The notion of allying these two academic “outcasts” promises to imbue the relations established between, for example, art and science, with suspicion. Given the current neoliberal context such an allegiance of outcasts is clearly of use, but here I would like to move on from a mode of criticality established in the distancing function of a conventional critical theory that remains aloof from other disciplines to consider relations in terms of nonlocation. Indeed, what is proposed in this chapter is not a collapsing or distancing between disciplinary lines, but the transversal cutting of lines, or making of new patterns, understood here by way of a theory of wave interferences.

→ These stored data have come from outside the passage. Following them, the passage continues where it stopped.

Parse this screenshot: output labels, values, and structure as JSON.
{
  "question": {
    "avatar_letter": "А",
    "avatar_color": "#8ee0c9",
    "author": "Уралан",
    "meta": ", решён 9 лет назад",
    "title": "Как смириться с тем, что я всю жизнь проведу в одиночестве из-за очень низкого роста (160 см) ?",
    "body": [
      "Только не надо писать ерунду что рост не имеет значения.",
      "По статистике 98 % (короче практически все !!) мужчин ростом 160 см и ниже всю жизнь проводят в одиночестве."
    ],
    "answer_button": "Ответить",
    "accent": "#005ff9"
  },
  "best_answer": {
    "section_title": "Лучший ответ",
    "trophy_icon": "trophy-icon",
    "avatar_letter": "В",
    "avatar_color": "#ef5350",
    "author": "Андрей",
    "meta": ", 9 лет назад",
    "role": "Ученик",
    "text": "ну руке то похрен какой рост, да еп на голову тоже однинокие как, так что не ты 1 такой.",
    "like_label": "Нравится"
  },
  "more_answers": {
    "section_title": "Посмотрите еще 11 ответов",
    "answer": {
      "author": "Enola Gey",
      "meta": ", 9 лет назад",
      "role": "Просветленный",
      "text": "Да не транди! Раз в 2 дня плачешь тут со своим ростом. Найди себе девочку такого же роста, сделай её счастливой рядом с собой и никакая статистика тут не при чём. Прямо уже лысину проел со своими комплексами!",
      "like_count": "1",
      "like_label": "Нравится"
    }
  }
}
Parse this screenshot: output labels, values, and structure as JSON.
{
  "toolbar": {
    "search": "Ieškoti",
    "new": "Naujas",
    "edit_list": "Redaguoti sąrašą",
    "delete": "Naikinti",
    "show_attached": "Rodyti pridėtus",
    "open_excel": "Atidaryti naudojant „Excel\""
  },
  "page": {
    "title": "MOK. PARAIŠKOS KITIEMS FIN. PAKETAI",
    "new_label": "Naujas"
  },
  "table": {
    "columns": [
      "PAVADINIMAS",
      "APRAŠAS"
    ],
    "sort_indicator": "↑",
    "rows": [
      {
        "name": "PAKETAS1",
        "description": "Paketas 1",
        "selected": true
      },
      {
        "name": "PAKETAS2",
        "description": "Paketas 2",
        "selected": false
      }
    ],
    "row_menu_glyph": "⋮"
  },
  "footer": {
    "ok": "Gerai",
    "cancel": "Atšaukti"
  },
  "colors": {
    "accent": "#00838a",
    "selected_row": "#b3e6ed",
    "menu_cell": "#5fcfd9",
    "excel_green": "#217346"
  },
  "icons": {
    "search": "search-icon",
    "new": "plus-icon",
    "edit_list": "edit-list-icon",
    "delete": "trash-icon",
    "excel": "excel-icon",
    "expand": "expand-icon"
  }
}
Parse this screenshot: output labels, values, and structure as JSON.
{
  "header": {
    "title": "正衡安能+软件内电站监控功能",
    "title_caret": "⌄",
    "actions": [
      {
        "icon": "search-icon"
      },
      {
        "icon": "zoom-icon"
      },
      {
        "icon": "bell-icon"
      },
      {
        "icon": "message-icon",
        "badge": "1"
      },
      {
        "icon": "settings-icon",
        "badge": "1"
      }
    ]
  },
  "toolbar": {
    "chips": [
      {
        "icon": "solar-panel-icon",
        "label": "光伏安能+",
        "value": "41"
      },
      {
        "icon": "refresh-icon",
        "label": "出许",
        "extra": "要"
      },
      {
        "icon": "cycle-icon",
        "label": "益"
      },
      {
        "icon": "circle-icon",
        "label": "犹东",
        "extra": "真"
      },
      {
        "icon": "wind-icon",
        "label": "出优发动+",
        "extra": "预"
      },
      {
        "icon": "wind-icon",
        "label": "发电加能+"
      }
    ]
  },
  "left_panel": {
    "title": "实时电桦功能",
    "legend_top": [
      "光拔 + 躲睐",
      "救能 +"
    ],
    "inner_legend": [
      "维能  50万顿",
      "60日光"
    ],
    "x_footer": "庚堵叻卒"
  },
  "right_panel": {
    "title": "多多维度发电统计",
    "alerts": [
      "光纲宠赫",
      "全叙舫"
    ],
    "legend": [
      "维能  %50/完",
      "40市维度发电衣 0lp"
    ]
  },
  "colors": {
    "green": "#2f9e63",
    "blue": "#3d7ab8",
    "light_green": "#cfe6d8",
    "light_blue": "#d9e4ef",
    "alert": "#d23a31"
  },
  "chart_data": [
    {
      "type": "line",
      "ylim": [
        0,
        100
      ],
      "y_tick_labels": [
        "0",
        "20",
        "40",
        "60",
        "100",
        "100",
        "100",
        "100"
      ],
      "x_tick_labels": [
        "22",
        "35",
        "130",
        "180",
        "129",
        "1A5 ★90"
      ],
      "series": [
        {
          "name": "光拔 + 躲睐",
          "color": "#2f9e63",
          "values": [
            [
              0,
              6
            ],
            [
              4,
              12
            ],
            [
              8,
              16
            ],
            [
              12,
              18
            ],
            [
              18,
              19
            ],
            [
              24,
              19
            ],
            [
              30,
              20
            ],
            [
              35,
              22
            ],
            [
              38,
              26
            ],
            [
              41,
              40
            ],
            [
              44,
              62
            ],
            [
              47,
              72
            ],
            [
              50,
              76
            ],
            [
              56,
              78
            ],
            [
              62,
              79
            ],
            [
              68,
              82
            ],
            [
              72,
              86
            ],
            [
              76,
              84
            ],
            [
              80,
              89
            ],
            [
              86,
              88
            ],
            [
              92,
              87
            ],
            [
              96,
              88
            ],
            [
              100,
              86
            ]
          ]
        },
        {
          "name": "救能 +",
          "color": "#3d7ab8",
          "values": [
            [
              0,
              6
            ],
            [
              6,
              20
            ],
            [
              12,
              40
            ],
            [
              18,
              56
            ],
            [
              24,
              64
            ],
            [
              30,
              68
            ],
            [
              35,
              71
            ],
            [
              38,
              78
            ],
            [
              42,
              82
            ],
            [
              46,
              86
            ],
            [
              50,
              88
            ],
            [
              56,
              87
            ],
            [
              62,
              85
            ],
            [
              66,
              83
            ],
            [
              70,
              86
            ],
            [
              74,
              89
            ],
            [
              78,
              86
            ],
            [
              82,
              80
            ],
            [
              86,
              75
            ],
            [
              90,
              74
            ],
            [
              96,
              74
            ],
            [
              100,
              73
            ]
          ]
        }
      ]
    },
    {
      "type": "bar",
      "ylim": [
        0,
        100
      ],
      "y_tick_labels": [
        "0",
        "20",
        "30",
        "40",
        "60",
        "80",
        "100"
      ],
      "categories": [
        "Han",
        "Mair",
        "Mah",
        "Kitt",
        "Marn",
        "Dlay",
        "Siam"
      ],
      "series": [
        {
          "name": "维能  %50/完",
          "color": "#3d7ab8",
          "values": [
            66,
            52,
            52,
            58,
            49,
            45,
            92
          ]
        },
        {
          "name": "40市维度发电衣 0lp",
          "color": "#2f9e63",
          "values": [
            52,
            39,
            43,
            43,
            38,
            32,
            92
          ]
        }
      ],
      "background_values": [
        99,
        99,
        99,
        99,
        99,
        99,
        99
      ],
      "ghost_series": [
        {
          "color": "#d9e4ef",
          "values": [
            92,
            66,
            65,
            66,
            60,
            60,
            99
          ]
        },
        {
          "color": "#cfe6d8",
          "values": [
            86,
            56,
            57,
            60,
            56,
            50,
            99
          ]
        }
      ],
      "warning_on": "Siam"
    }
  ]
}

Significantly, wave interferences take into account a new materialist infused approach that does not look to distinguish between science and art in terms of a culture/nature artifice or indeed riven between human ideas and the nonhumans that we encounter in certain scientific experimentations. On the contrary, what might be referred to as non-art, non-science or non-philosophy must all welcome a blurring of the lines between nonhuman interventions into culture, and vice versa, raise concerns about Anthropocenic incursions into nonhuman worlds. To fully grasp the utility of nonlocation in this nonhuman context, it is important not to therefore mistake the relation of suspicion with the idealist’s traditional critical confrontation with a kind of science that is only concerned with natural forces. This is because, in many ways, the critical distance established between the arts and humanities defined, on one hand, by a cultural worldview of human ideas, and by the experiments into nature by the hard sciences and technologists, on the other, has led us to a wasteful theoretical impasse. Any slippage, we are told, toward a nonhuman paradigm in the arts and humanities threatens to open the door to rampant science and technological forces, and will, it would seem, lead to the ruination of human ideas (Krystal, 2014). Yet, as Katherine N Hayles (2017: 130-31) argues, it is surely the aloof position humanists adopt with regard to scientific and technological projects that in many ways ensures that important early collaborations and prior discussion of ethical considerations are missed out on. What is needed now is an alternative to the impasse of scientific and idealist determinism. As follows, wave interferences are not so much a new critical theory of distance established in disciplinary depths or shallows as they are a new method of doing criticality on the surface.